In 2019, the Landscape Committee sought to continue the project in the remaining areas that had not been addressed. The Committee consulted with the Mesa Fire Department and the Arizona Department of Forestry and Fire Management (DFFM) to better understand the recommended scope of work. The Landscape Committee developed a plan for fire mitigation to be performed in phases over five years.
As with most things, COVID-19 affected the 2020 fire mitigation projects. Because our original contractor was unavailable, we turned to our new landscape provider, ProQual, to perform the work in seven enclaves slated for 2020. Unfortunately, the change in contractors resulted in an increase in project costs, leading to a significant reduction in the scope of work in order to meet the 2020 budget. 
One of the Board's priorities in 2021 was fire mitigation in the common areas and revising the community’s fire mitigation plan. To support this decision, the Board increased the 2021 budget for fire risk mitigation to $112,000, up from $38,000 in 2020. The Board increased the budget again in 2022, allocating $120,000 for fire mitigation. Fire mitigation continues to be a priority for the Association and funds are set aside in the operating budget to ensure work continues. 

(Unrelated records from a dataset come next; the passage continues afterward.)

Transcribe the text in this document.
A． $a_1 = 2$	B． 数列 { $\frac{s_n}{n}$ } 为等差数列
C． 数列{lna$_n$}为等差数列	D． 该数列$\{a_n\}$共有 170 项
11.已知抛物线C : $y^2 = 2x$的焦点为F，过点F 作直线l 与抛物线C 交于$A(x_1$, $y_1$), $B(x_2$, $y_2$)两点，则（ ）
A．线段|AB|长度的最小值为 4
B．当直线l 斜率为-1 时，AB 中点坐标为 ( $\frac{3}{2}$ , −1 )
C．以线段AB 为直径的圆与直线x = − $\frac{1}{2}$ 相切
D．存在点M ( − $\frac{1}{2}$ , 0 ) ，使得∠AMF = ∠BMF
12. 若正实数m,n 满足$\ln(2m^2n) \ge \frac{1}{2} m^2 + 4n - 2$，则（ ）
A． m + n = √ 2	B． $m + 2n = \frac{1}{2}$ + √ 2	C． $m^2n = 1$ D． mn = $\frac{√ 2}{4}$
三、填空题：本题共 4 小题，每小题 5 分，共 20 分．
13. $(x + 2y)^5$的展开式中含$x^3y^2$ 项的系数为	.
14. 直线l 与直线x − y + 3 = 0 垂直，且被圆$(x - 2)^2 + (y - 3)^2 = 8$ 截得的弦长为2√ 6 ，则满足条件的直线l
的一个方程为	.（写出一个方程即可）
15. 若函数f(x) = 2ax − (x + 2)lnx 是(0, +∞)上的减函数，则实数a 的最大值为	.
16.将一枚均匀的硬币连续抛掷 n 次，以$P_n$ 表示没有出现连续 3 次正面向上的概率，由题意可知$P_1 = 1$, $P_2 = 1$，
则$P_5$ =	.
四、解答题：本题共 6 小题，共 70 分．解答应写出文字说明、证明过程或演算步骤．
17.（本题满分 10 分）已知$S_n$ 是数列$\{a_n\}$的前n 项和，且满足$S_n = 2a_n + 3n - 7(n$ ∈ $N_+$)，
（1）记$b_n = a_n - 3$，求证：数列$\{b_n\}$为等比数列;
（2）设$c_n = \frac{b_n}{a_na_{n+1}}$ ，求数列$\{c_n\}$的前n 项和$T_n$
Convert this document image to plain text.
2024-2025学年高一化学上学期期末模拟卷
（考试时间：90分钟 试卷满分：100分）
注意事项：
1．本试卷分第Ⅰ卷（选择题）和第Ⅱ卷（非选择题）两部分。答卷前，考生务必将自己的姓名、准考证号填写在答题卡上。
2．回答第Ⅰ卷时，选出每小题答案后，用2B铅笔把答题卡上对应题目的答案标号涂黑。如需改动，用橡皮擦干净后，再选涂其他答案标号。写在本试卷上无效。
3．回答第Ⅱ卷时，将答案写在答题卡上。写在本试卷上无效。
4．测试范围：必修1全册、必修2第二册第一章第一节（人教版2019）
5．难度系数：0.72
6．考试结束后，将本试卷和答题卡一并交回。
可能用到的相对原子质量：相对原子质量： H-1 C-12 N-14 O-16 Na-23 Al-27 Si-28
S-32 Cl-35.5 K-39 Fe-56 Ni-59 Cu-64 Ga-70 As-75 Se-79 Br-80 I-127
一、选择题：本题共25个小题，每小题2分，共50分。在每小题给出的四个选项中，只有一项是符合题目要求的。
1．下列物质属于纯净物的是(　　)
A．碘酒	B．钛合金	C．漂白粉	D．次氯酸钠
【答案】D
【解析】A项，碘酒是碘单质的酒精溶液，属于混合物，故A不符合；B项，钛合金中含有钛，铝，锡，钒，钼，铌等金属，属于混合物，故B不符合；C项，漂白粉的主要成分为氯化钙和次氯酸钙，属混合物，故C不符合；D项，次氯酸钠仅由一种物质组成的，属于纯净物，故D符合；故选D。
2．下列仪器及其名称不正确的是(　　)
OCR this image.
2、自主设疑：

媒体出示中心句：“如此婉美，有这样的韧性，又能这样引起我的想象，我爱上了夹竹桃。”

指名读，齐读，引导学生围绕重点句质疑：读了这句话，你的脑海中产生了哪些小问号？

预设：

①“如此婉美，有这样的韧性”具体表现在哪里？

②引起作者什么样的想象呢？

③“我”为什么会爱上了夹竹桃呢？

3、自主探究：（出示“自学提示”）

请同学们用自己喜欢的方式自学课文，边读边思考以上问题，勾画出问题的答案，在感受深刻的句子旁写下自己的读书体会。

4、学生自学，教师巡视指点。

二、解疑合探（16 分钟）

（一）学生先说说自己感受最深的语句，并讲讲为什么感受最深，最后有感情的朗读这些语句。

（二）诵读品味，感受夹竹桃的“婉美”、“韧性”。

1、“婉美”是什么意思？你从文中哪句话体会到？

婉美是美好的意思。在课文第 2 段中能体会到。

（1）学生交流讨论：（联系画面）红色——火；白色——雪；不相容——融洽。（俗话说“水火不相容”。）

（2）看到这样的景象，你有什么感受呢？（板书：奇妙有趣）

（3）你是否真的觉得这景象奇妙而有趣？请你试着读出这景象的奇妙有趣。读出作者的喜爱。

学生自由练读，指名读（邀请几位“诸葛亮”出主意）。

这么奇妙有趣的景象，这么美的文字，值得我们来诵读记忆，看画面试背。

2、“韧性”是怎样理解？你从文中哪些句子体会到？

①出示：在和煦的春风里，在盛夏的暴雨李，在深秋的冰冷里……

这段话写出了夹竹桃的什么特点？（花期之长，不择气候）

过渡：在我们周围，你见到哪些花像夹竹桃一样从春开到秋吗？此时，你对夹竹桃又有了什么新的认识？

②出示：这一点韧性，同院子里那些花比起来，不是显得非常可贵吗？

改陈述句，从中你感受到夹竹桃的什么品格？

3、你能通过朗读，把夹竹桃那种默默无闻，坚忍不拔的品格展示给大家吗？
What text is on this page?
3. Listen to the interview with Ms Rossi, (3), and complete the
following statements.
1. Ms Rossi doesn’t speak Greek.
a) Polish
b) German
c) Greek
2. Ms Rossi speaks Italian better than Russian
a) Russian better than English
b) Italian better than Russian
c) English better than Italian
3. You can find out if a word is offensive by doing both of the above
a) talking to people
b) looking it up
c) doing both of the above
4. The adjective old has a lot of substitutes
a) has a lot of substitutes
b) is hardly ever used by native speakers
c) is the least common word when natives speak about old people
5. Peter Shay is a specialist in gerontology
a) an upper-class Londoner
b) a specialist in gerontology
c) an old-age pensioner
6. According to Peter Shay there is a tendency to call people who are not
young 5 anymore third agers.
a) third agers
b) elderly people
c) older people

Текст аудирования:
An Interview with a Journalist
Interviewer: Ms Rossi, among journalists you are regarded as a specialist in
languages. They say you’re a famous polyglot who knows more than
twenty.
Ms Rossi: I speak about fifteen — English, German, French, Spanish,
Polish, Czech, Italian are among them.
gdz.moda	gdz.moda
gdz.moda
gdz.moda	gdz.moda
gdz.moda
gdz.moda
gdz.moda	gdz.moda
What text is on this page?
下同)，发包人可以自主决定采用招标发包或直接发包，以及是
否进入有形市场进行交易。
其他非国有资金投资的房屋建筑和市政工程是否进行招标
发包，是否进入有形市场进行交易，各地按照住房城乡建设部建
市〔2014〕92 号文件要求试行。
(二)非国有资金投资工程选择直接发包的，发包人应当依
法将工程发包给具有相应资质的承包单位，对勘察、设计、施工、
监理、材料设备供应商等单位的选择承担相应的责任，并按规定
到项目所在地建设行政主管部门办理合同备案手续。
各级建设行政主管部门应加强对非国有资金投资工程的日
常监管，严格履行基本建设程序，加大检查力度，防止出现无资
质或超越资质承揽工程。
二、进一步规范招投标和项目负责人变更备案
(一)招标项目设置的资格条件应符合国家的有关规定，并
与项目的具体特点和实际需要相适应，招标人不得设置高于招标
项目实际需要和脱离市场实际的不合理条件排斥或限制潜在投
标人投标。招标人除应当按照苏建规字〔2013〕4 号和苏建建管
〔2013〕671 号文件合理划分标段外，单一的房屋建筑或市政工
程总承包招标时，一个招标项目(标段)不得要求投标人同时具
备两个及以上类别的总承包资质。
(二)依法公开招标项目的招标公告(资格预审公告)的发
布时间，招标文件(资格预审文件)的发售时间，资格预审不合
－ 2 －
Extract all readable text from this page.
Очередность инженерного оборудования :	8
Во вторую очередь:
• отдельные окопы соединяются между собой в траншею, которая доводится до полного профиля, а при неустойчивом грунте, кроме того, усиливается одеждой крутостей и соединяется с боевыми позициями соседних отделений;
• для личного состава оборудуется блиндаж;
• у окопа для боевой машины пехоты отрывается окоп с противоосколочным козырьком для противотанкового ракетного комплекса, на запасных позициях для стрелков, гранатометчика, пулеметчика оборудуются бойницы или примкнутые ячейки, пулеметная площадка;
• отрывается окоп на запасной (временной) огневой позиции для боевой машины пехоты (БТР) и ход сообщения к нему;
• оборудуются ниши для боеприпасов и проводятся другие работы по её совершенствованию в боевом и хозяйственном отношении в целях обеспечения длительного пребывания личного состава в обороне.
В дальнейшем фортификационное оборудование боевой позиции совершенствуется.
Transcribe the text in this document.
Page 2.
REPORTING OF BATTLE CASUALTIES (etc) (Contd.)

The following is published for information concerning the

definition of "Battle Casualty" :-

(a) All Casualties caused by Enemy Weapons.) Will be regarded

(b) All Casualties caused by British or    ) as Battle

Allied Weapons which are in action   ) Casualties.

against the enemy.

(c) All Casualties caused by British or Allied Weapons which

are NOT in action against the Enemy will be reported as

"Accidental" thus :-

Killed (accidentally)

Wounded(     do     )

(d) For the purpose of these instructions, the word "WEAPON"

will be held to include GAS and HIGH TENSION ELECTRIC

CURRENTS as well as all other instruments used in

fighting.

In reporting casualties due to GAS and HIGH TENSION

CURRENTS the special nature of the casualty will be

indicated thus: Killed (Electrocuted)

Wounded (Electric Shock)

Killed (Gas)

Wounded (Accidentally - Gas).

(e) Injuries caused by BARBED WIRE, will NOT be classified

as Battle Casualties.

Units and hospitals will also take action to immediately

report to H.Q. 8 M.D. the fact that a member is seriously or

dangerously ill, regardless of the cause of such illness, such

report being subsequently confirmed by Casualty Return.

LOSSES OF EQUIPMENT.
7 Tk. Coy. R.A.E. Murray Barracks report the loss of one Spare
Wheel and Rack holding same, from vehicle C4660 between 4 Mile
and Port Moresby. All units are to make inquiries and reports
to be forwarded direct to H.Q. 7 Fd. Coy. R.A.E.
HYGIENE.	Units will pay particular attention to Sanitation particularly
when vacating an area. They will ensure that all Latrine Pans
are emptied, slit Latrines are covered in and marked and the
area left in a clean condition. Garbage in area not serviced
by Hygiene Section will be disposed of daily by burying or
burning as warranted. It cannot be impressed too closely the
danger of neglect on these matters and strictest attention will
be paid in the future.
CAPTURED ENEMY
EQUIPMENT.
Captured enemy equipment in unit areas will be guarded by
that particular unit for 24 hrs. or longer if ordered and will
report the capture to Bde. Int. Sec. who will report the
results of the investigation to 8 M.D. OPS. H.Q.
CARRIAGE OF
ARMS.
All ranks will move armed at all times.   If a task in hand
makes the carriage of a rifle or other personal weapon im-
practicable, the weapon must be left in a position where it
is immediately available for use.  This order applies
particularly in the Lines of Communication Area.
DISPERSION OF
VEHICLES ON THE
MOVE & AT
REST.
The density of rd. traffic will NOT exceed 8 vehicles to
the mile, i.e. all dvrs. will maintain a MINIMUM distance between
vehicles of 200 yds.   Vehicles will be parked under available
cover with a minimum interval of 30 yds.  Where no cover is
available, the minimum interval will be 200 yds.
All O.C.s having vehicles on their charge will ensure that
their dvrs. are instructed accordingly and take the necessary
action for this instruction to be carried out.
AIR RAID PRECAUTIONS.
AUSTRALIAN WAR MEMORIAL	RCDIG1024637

As a general rule, the scope of work includes the following (This isn’t a science. It’s more of an art by trained professionals):
  • Clearing away vegetation within 5 feet of walls, with the exception of healthy trees and cacti with diameters over 4 inches. 
  • Trimming trees so that branches do not hang lower than about five feet from the ground.
  • Removing any “dead and down” material, meaning large broken branches, dead trees and shrubs, and fallen trees or branches.
  • Removal of invasive plant species.
While the Association will follow the Guidelines provided by the Arizona Department of Forestry and Fire Management to reduce the amount of fuel in the common areas, the work will not guarantee fires will not start or spread within the community. Given our proximity to the Tonto National forest and an increased presence of invasive grasses in the desert, homeowners should also take action to protect their private property and ensure they have insurance coverage.